I got it from my mother in 2003. I was back home in Kuching from Switzerland, almost towards the end of my yearly holiday. As I was always homesick for Malaysian food, I had this idea of bringing a set of mortar and pestle so I could attempt to make some delicious stuff from it. We wanted to get them from the crockery store, however for some reasons we kept postponing it.

The day before I left for Geneva, Switzerland, as usual everything got so chaotic. And yup, there was no time to get lesong batu. My mother told me to take the one she had been using. It was an old mismatched set; the pestle is longer or bigger for the size of the mortar. I gladly took the set; and so it travelled a few thousand kilometers from Kuching to Geneva.

Ever since I had the set, I have made some pretty decent stuff from making simple chili, onion and garlic paste, to more sophisticated things like crushing ice, herbs and the likes to make some mean mojito.
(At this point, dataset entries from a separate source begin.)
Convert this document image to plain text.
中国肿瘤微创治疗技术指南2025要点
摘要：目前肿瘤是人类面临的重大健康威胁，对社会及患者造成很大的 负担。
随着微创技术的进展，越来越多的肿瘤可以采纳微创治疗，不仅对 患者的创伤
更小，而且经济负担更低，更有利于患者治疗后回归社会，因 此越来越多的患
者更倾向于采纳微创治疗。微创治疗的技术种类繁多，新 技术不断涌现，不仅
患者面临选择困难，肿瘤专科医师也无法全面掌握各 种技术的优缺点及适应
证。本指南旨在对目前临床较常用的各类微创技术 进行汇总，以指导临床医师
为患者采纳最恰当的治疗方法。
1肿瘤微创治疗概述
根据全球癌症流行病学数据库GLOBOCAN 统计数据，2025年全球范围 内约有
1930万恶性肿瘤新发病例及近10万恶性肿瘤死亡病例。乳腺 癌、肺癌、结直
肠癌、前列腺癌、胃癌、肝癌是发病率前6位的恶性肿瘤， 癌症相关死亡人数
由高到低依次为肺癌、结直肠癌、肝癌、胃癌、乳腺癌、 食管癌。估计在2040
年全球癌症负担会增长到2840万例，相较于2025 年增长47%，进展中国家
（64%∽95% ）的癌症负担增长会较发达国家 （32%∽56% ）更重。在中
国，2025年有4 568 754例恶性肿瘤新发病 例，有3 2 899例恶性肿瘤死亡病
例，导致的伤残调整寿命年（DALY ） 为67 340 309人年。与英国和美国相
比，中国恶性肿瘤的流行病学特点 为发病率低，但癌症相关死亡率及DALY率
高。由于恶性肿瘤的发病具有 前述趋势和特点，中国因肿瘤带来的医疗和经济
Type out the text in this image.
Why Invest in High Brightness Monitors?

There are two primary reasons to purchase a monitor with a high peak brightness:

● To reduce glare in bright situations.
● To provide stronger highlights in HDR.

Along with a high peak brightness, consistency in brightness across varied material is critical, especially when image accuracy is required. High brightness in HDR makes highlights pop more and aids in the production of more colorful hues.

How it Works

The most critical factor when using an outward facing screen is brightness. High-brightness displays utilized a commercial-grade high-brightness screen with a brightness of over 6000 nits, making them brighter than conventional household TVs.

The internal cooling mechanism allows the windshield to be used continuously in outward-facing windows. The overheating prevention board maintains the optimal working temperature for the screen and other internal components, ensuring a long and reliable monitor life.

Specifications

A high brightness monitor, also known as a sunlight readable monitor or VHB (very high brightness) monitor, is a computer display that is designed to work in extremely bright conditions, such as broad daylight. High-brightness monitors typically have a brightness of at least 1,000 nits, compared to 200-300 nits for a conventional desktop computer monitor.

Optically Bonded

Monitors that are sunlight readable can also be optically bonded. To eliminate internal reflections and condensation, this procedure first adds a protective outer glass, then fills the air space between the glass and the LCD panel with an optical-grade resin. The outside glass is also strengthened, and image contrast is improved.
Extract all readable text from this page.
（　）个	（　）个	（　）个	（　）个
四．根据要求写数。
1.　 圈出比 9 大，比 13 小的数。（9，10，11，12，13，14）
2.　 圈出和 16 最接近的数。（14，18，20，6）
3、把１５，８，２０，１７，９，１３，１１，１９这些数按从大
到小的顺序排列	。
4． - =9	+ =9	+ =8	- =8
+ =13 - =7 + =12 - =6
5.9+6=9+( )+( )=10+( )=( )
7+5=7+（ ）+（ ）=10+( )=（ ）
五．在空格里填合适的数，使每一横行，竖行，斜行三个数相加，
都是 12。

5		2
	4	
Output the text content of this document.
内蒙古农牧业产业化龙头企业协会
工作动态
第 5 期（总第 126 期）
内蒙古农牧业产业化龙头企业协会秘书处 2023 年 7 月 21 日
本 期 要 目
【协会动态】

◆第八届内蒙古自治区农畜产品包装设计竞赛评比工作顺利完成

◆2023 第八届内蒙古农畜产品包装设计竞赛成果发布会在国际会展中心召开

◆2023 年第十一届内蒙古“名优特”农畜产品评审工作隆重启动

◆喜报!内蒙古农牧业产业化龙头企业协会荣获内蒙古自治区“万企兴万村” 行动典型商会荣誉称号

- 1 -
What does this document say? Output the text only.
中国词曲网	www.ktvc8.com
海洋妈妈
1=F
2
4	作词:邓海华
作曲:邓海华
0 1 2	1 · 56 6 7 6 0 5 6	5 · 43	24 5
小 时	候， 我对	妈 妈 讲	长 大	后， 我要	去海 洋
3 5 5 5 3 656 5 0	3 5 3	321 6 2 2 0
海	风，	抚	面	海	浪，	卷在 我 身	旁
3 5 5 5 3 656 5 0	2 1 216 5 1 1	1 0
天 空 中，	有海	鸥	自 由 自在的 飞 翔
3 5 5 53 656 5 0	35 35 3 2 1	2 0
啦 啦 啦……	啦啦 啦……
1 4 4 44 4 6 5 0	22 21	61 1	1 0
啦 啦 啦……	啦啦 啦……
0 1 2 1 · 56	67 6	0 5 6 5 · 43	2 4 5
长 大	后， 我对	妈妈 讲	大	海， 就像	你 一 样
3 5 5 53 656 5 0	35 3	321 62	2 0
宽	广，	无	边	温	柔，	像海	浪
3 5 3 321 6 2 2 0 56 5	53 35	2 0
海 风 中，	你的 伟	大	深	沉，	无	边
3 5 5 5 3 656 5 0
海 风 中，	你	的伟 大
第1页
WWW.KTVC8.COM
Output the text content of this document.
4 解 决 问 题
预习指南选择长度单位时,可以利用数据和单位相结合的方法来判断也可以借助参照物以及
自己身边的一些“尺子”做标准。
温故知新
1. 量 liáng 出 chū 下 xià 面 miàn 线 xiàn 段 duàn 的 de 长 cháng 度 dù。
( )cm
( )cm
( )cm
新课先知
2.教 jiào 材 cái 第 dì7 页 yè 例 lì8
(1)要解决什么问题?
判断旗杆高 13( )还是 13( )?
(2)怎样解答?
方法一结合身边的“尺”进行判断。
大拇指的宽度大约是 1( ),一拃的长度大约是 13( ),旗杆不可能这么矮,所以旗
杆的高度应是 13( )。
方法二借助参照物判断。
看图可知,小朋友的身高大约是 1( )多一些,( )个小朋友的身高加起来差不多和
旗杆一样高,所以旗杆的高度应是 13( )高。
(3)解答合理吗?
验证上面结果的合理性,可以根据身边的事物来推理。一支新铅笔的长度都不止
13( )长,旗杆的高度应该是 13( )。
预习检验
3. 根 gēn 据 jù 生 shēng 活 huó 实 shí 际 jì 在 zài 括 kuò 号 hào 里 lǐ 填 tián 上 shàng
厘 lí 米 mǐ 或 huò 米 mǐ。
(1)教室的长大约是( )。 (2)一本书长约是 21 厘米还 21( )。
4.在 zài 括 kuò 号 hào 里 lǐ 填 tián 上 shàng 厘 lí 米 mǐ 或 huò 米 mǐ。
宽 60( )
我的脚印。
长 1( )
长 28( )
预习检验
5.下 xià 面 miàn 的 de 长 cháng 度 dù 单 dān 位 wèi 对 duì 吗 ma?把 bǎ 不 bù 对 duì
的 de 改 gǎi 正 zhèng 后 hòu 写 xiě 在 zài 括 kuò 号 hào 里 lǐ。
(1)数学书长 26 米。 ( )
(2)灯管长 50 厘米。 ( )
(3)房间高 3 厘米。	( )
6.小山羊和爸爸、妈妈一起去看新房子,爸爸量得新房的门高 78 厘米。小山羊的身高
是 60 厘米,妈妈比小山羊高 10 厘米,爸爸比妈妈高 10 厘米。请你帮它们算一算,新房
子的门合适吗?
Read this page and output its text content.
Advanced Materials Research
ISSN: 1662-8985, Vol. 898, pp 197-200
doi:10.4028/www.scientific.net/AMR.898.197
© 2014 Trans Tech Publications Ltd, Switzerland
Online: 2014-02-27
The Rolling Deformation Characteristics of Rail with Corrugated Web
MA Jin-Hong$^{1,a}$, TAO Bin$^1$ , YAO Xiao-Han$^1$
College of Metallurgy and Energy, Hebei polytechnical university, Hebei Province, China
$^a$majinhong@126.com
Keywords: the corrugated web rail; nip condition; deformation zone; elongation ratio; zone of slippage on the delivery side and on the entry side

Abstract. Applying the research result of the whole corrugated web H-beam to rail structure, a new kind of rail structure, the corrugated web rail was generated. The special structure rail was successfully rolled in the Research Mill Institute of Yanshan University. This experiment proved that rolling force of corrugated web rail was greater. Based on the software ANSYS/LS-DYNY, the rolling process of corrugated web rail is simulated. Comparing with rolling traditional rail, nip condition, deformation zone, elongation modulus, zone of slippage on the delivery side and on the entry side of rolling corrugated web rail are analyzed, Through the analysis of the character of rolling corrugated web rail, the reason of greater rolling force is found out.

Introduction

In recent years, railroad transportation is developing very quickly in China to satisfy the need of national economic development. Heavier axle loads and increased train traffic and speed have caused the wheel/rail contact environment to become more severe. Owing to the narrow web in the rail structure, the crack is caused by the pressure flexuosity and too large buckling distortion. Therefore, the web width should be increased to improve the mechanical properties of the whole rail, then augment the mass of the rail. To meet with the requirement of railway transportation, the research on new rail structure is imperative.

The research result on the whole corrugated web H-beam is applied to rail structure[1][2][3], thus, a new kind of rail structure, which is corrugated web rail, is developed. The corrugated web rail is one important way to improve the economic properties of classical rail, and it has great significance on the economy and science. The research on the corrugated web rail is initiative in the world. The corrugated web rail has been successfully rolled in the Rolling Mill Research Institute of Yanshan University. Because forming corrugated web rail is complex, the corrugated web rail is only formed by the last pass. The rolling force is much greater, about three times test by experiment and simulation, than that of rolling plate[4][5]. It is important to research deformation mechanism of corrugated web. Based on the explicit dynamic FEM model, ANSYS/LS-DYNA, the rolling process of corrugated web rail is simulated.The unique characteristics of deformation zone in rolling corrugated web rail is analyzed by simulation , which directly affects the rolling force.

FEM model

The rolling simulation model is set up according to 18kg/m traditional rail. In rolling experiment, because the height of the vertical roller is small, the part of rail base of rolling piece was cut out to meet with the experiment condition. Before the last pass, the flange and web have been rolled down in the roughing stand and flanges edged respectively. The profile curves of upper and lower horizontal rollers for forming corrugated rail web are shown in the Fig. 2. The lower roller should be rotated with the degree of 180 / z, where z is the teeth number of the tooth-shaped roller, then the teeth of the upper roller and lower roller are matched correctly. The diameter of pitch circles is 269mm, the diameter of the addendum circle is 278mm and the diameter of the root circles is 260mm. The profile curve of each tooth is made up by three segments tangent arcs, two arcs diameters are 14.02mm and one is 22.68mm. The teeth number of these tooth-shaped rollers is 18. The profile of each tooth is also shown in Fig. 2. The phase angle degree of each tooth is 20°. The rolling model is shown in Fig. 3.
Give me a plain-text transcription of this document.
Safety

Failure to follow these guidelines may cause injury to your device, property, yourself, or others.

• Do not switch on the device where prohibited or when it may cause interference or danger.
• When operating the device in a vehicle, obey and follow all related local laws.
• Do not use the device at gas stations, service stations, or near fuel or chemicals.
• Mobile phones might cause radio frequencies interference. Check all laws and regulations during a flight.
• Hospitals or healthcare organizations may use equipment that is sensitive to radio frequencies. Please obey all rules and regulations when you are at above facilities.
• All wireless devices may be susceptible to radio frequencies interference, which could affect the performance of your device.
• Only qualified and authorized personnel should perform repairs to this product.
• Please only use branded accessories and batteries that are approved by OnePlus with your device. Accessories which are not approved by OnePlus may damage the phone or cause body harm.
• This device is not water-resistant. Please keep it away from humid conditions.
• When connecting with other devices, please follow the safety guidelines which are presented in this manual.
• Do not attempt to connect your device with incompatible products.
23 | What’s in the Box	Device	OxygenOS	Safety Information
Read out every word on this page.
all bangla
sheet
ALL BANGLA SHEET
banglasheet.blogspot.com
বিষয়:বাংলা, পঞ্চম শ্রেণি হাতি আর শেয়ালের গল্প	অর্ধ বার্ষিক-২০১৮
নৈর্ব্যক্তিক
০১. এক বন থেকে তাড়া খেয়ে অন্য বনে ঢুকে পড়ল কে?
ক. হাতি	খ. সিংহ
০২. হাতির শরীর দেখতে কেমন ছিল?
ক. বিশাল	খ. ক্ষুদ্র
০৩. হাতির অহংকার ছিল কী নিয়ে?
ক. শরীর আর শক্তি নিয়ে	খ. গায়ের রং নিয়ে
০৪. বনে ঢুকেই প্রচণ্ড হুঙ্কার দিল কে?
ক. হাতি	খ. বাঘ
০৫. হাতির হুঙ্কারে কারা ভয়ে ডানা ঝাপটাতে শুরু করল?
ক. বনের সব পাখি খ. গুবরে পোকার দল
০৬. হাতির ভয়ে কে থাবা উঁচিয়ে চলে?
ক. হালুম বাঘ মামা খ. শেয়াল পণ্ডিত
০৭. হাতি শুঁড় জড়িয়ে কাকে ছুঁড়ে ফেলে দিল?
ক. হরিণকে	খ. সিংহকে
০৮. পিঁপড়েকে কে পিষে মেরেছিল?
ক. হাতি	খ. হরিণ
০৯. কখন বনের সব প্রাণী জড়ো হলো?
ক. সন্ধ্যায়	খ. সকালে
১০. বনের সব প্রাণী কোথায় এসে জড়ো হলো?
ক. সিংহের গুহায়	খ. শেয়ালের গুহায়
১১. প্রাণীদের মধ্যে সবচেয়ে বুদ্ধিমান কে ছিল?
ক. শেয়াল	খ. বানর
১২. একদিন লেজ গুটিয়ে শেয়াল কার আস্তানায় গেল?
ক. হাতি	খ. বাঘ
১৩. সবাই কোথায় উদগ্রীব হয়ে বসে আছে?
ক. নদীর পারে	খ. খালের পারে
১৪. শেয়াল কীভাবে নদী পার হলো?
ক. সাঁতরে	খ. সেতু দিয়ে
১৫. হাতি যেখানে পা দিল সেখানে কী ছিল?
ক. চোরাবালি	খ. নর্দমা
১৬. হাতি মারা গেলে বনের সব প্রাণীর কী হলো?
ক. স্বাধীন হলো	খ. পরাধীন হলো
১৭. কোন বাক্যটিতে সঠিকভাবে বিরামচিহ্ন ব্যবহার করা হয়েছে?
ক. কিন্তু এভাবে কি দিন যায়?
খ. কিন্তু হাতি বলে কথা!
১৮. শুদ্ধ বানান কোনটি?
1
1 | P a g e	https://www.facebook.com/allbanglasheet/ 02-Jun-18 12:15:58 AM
I have used it to make great sambals and marinades; I have used the mortar as a dipping bowl; the pestle as a rolling pin (!).

It is my kitchen tool to go to, so flexible despite its rigidness, so functional and clever, despite its simple look. I have a special spot for it in my kitchen. It is placed by the window, so it gets the morning sun. It is the one thing that catches the eye when entering the kitchen.

The tiny thing also brought back many good memories whenever I use or look at it. Memories likes recalling my mother’s small organised al- fresco kitchen, the smells that emanated from the herbs and spices from her kitchen, the food she prepared and cooked, her supervising my sister’s cooking; the conversations, jokes and much more.

My mother passed away in 2010. She was a strong character. She was firm in many ways but she can also be reasonable; illiterate but clever (she knew simple mathematics and kept abreast with the latest news on TV or radio, so was always the first to know and capable of making arguments).

She actually gave me a gold necklace and a pendant at around the same time I got the mortar and the pestle. Unfortunately I lost the necklace. Although the mortar and pestle set is less glamorous and valuable than the gold necklace, its value means much more than gold could ever buy. It makes me feel at home.